А она неожиданно вскрикнула, будто напоролась на железо:
— Вы только взгляните: она его взяла за руку и повела! Повела!..
Вскинула руки и медленно опустилась, зажав крик. А он стоял подле, взяв ее за руку, ощущал, как прохладна ее рука. И неодолимая мысль тревожила его: «Всесилен ветер, ворвавшийся в ее сознание, — все выдул, все сровнял с землей, все отполировал железным своим наждаком, только одно ему было не под силу — обида...» И смешно чуть-чуть, и ой как грустно. И вспомнился отец, его нехитрая пропись: «...Ближе театра у жизни никого нет... Хочешь сказать: «Жизнь!», а говоришь: «Театр!»...» Он задумался надолго, — может, самый раз сейчас сказать: «Театр!»...
ЧАДО
Итак, впереди Россия. Нет, в его решении не было ничего неожиданного. Накануне он был на могиле отца. Чудак-человек, отец готовился отойти в мир иной не один год. Нет, он не купил заранее соснового тесу, как делали это деды, не высушил этот тес на горище, не выстругал, не отнаждачил. Он сделал все по-европейски: облюбовал могильную плиту, не торопясь выторговал, а потом собственными руками высек дату рождения и смерти. На последней цифре запнулся, изобразив трехзначное: 196... Шестерка далась с трудом: «Чем черт не шутит, приготовлю себя к десяти годам, а протяну двенадцать!» Только подумать: вон в какой восторг пришел от лишних двух лет, будто бы отвоевал два десятка. Могильная плита почти год пролежала у порога их скромной хижины. Ничего печальнее не придумаешь: могила пришла к порогу дома... А сейчас плита была там, где надлежит ей быть, и все цифры были на своих местах. Последняя тоже: 1969. Небогата добавка, однако и ее жадюга природа не дала: получай, что заработал, и сматывай удочки, да попроворнее!..

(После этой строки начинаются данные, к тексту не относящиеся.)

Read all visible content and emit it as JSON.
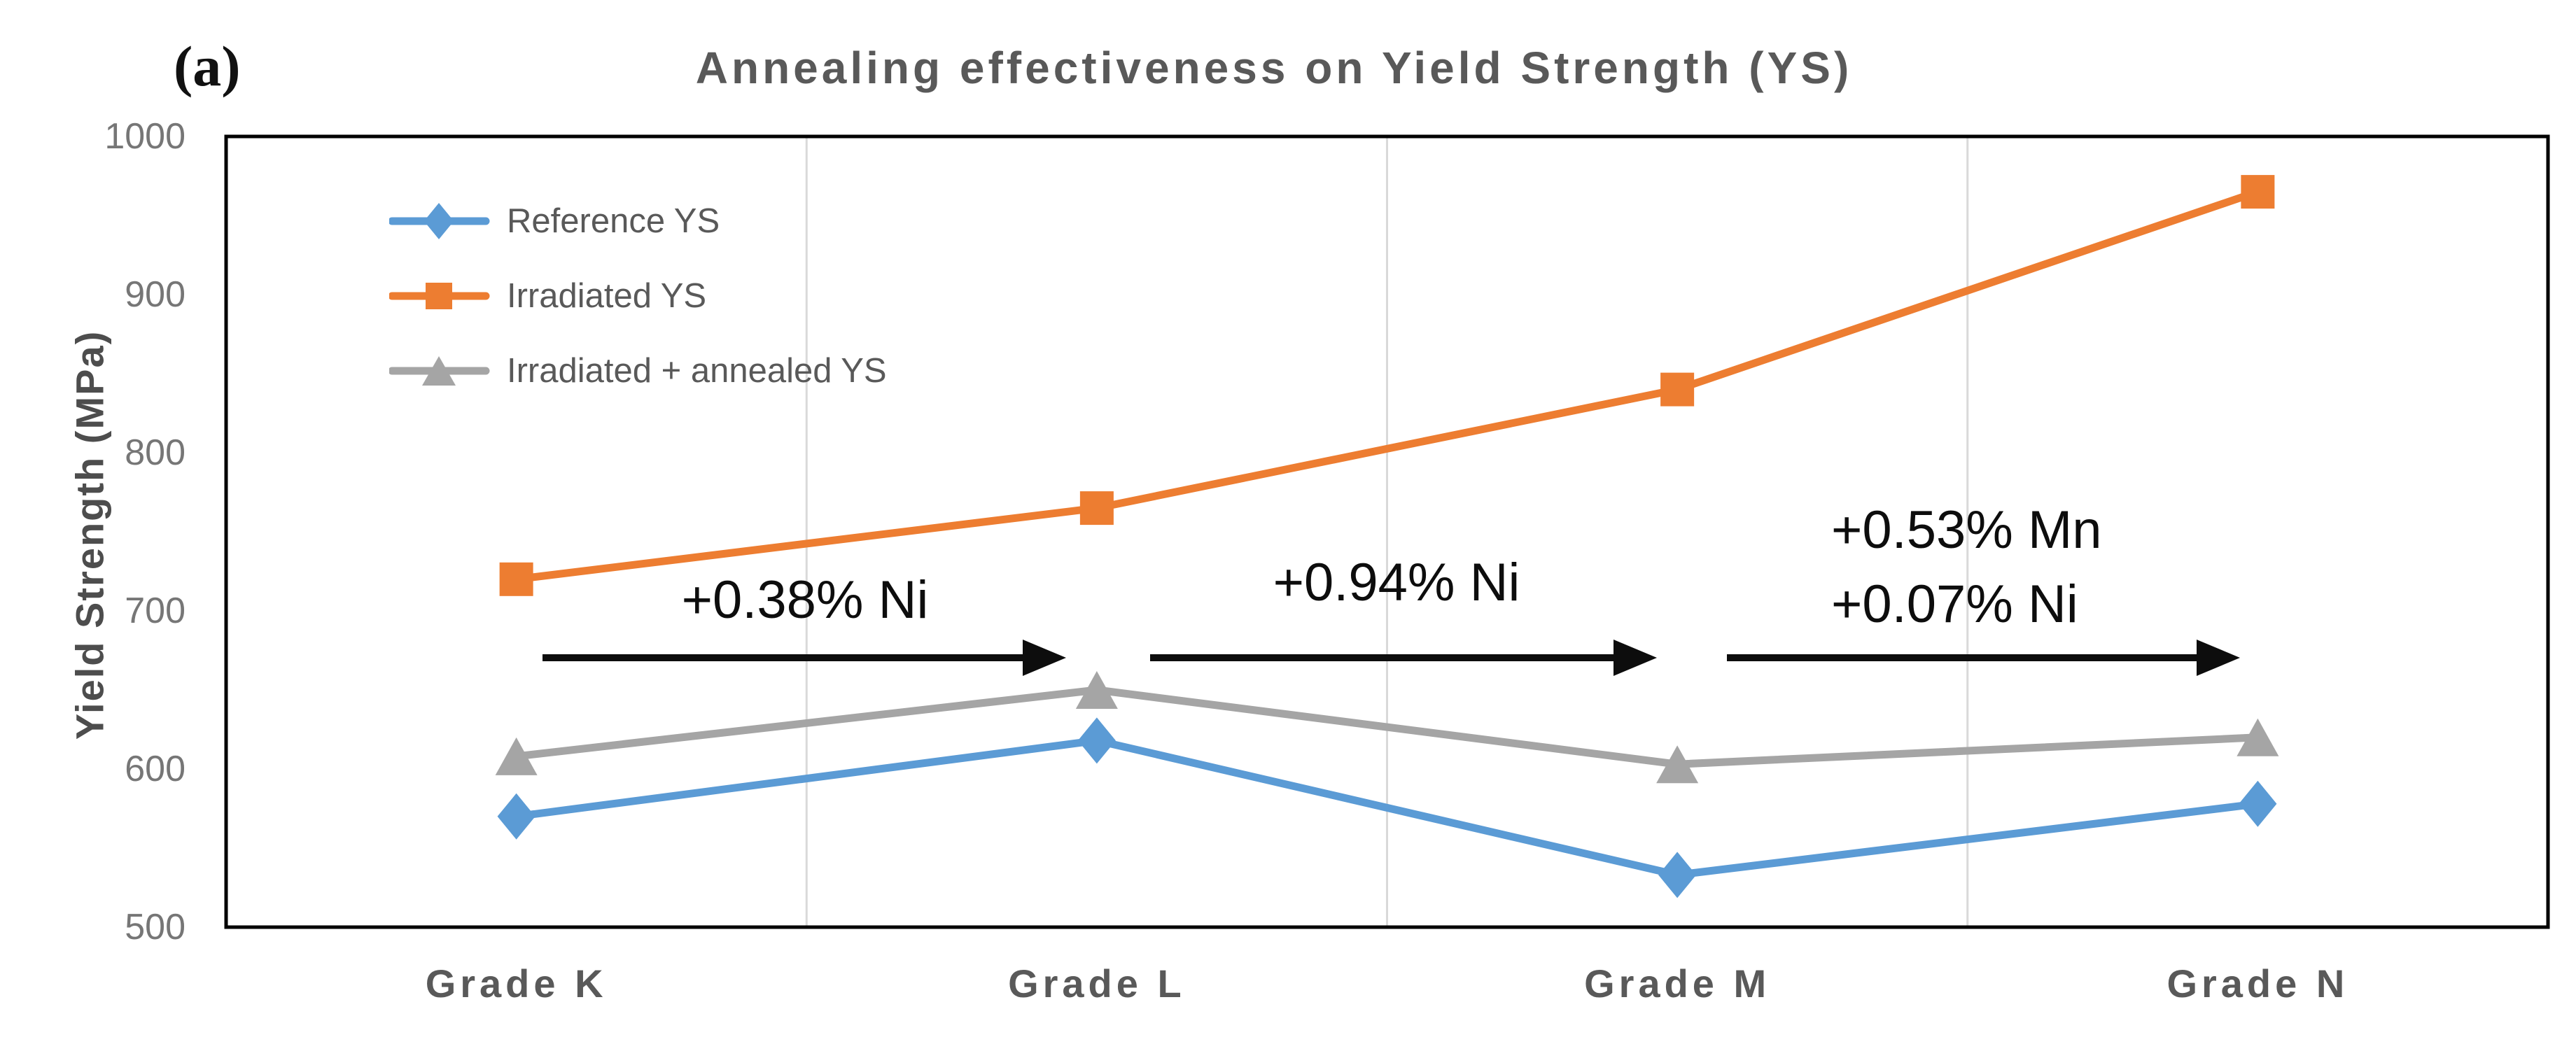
{
  "panel_label": "(a)",
  "chart_data": {
    "type": "line",
    "title": "Annealing effectiveness on Yield Strength (YS)",
    "ylabel": "Yield Strength (MPa)",
    "ylim": [
      500,
      1000
    ],
    "yticks": [
      1000,
      900,
      800,
      700,
      600,
      500
    ],
    "categories": [
      "Grade K",
      "Grade L",
      "Grade M",
      "Grade N"
    ],
    "series": [
      {
        "name": "Reference YS",
        "color": "#5B9BD5",
        "marker": "diamond",
        "values": [
          570,
          618,
          533,
          578
        ]
      },
      {
        "name": "Irradiated YS",
        "color": "#ED7D31",
        "marker": "square",
        "values": [
          720,
          765,
          840,
          965
        ]
      },
      {
        "name": "Irradiated + annealed YS",
        "color": "#A5A5A5",
        "marker": "triangle",
        "values": [
          608,
          650,
          603,
          620
        ]
      }
    ],
    "annotations": [
      {
        "lines": [
          "+0.38% Ni"
        ]
      },
      {
        "lines": [
          "+0.94% Ni"
        ]
      },
      {
        "lines": [
          "+0.53% Mn",
          "+0.07% Ni"
        ]
      }
    ],
    "legend_position": "top-left-inside",
    "grid": "vertical-category-boundaries",
    "axis_color": "#000000",
    "gridline_color": "#d9d9d9",
    "annotation_arrow_color": "#0d0d0d"
  }
}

У отца была своя философия смерти. Он мог сказать: «Хорошо помер сосед, куда как красиво помер: раз — и оборвалась ниточка!.. Будто и сам ухватил, как это у него хорошо получилось, даже улыбнуться успел... С той улыбкой и ушел в мир иной. Лежал в гробу и радовался. Люди шарахались: тю, ненормальный! А по мне — куда как нормальный: красиво ушел соседушка...»
В последний год все в зеркало на себя любовался. Завел себе зеркало, из которого глаза смотрели блюдцами, а нос — цибулей. Его и так господь не обидел: подарил нос дай боже!.. Смотрит в зеркало и кривит рот: «Чадо-чадушко, глянь сюда: ничего не скажешь, сильны Улютовы носами!» Ему нравилось это «чадо-чадушко» — у него не было иного имени для Степана. «Верно, сильны носами?» Возразил бы, да не можешь: что говорить, не обидел господь бог Улютовых носами — толстые, перешибленные, сплющенные в пятак. Хочешь не хочешь, да поверишь фамильной улютовской присказке: «Не было бы таких носов, пожалуй, потерялись бы в мире. Не носы — штандарты!» Да что там носы! У кого нет толстого носа! Вот глаза — иное дело: один светло-карий, другой сине-сизый, почти голубой... Но вот диво: разноглазие повторилось в Степане, разве только краски были иными: черный и ярко-голубой.